How can we not fail to be in awe of the one before whom we kneel? How can we not be humbled by his generous love and mercy for us? Can anything stop us from bringing his love to others? “To contemplate Christ involves being able to recognise him wherever he manifests himself, in the many forms of presence, but above all in the living sacrament of his body and blood. The Church draws her life from Christ in the Eucharist; by him she is fed and by him she is enlightened. The Eucharist is both a mystery of faith and a mystery of light.

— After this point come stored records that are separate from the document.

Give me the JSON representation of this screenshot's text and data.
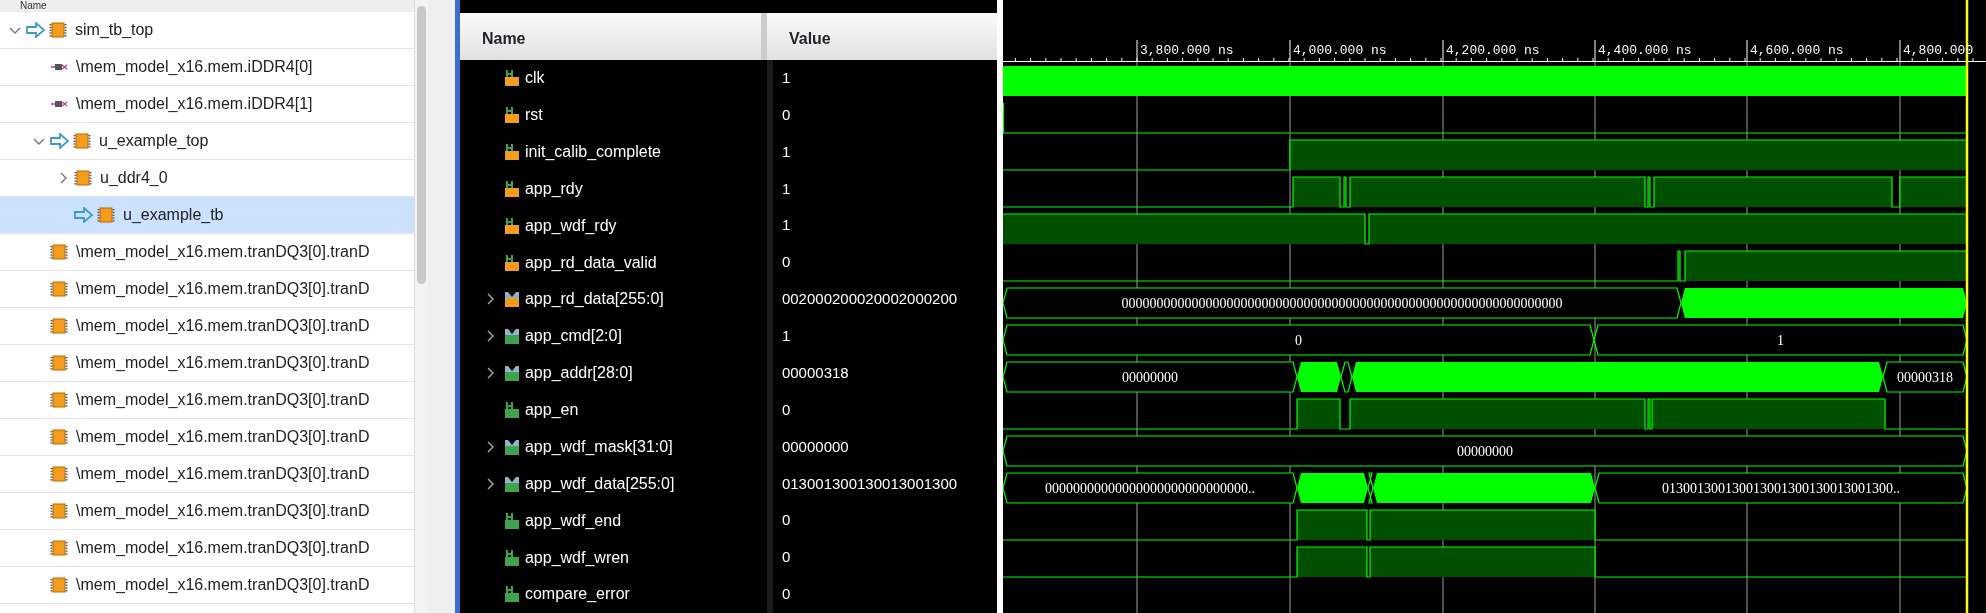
{
  "tree": {
    "header": "Name",
    "items": [
      {
        "label": "sim_tb_top",
        "kind": "module",
        "pointer": true,
        "expanded": true,
        "selected": false,
        "children": [
          {
            "label": "\\mem_model_x16.mem.iDDR4[0]",
            "kind": "primitive",
            "pointer": false,
            "selected": false
          },
          {
            "label": "\\mem_model_x16.mem.iDDR4[1]",
            "kind": "primitive",
            "pointer": false,
            "selected": false
          },
          {
            "label": "u_example_top",
            "kind": "module",
            "pointer": true,
            "expanded": true,
            "selected": false,
            "children": [
              {
                "label": "u_ddr4_0",
                "kind": "module",
                "pointer": false,
                "expanded": false,
                "selected": false
              },
              {
                "label": "u_example_tb",
                "kind": "module",
                "pointer": true,
                "selected": true
              }
            ]
          },
          {
            "label": "\\mem_model_x16.mem.tranDQ3[0].tranD",
            "kind": "module",
            "pointer": false,
            "selected": false
          },
          {
            "label": "\\mem_model_x16.mem.tranDQ3[0].tranD",
            "kind": "module",
            "pointer": false,
            "selected": false
          },
          {
            "label": "\\mem_model_x16.mem.tranDQ3[0].tranD",
            "kind": "module",
            "pointer": false,
            "selected": false
          },
          {
            "label": "\\mem_model_x16.mem.tranDQ3[0].tranD",
            "kind": "module",
            "pointer": false,
            "selected": false
          },
          {
            "label": "\\mem_model_x16.mem.tranDQ3[0].tranD",
            "kind": "module",
            "pointer": false,
            "selected": false
          },
          {
            "label": "\\mem_model_x16.mem.tranDQ3[0].tranD",
            "kind": "module",
            "pointer": false,
            "selected": false
          },
          {
            "label": "\\mem_model_x16.mem.tranDQ3[0].tranD",
            "kind": "module",
            "pointer": false,
            "selected": false
          },
          {
            "label": "\\mem_model_x16.mem.tranDQ3[0].tranD",
            "kind": "module",
            "pointer": false,
            "selected": false
          },
          {
            "label": "\\mem_model_x16.mem.tranDQ3[0].tranD",
            "kind": "module",
            "pointer": false,
            "selected": false
          },
          {
            "label": "\\mem_model_x16.mem.tranDQ3[0].tranD",
            "kind": "module",
            "pointer": false,
            "selected": false
          }
        ]
      }
    ]
  },
  "signals": {
    "columns": [
      "Name",
      "Value"
    ],
    "rows": [
      {
        "name": "clk",
        "value": "1",
        "kind": "bit",
        "color": "#f39c1e"
      },
      {
        "name": "rst",
        "value": "0",
        "kind": "bit",
        "color": "#f39c1e"
      },
      {
        "name": "init_calib_complete",
        "value": "1",
        "kind": "bit",
        "color": "#f39c1e"
      },
      {
        "name": "app_rdy",
        "value": "1",
        "kind": "bit",
        "color": "#f39c1e"
      },
      {
        "name": "app_wdf_rdy",
        "value": "1",
        "kind": "bit",
        "color": "#f39c1e"
      },
      {
        "name": "app_rd_data_valid",
        "value": "0",
        "kind": "bit",
        "color": "#f39c1e"
      },
      {
        "name": "app_rd_data[255:0]",
        "value": "002000200020002000200",
        "kind": "bus",
        "color": "#f39c1e",
        "expanded": false,
        "wave_labels": [
          "000000000000000000000000000000000000000000000000000000000000000"
        ]
      },
      {
        "name": "app_cmd[2:0]",
        "value": "1",
        "kind": "bus",
        "color": "#3fa34d",
        "expanded": false,
        "wave_labels": [
          "0",
          "1"
        ]
      },
      {
        "name": "app_addr[28:0]",
        "value": "00000318",
        "kind": "bus",
        "color": "#3fa34d",
        "expanded": false,
        "wave_labels": [
          "00000000",
          "00000318"
        ]
      },
      {
        "name": "app_en",
        "value": "0",
        "kind": "bit",
        "color": "#3fa34d"
      },
      {
        "name": "app_wdf_mask[31:0]",
        "value": "00000000",
        "kind": "bus",
        "color": "#3fa34d",
        "expanded": false,
        "wave_labels": [
          "00000000"
        ]
      },
      {
        "name": "app_wdf_data[255:0]",
        "value": "013001300130013001300",
        "kind": "bus",
        "color": "#3fa34d",
        "expanded": false,
        "wave_labels": [
          "00000000000000000000000000000..",
          "013001300130013001300130013001300.."
        ]
      },
      {
        "name": "app_wdf_end",
        "value": "0",
        "kind": "bit",
        "color": "#3fa34d"
      },
      {
        "name": "app_wdf_wren",
        "value": "0",
        "kind": "bit",
        "color": "#3fa34d"
      },
      {
        "name": "compare_error",
        "value": "0",
        "kind": "bit",
        "color": "#3fa34d"
      }
    ]
  },
  "waveform": {
    "ruler": [
      "3,800.000 ns",
      "4,000.000 ns",
      "4,200.000 ns",
      "4,400.000 ns",
      "4,600.000 ns",
      "4,800.000"
    ]
  }
}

Wherever the Church celebrates the Eucharist, the faithful can in some way relive the experience of the two disciples on the road to Emmaus: their eyes were opened, and they recognised him.” (Ecclesia de Eucharistia 6).
Present to the Lord in the Blessed Sacrament, we can pray that our eyes will be opened to know truly all that the Lord has done for us and pray for the courage to pass on to others the goodness that we have received.
Come, then, good Shepherd, bread divine,
Still show to us thy mercy sign;
Oh, feed us, still keep us thine;
So we may see thy glories shine in fields of immortality.
O thou, the wisest, mightiest, best,
Our present food, our future rest,
Come, make us each they chosen guest, Co-heirs of thine, and comrades blest
With saints whose dwelling is with thee.
(The prayer of St Thomas Aquinas, used by Pope St. John Paul II to conclude Ecclesia de Eucharistia.)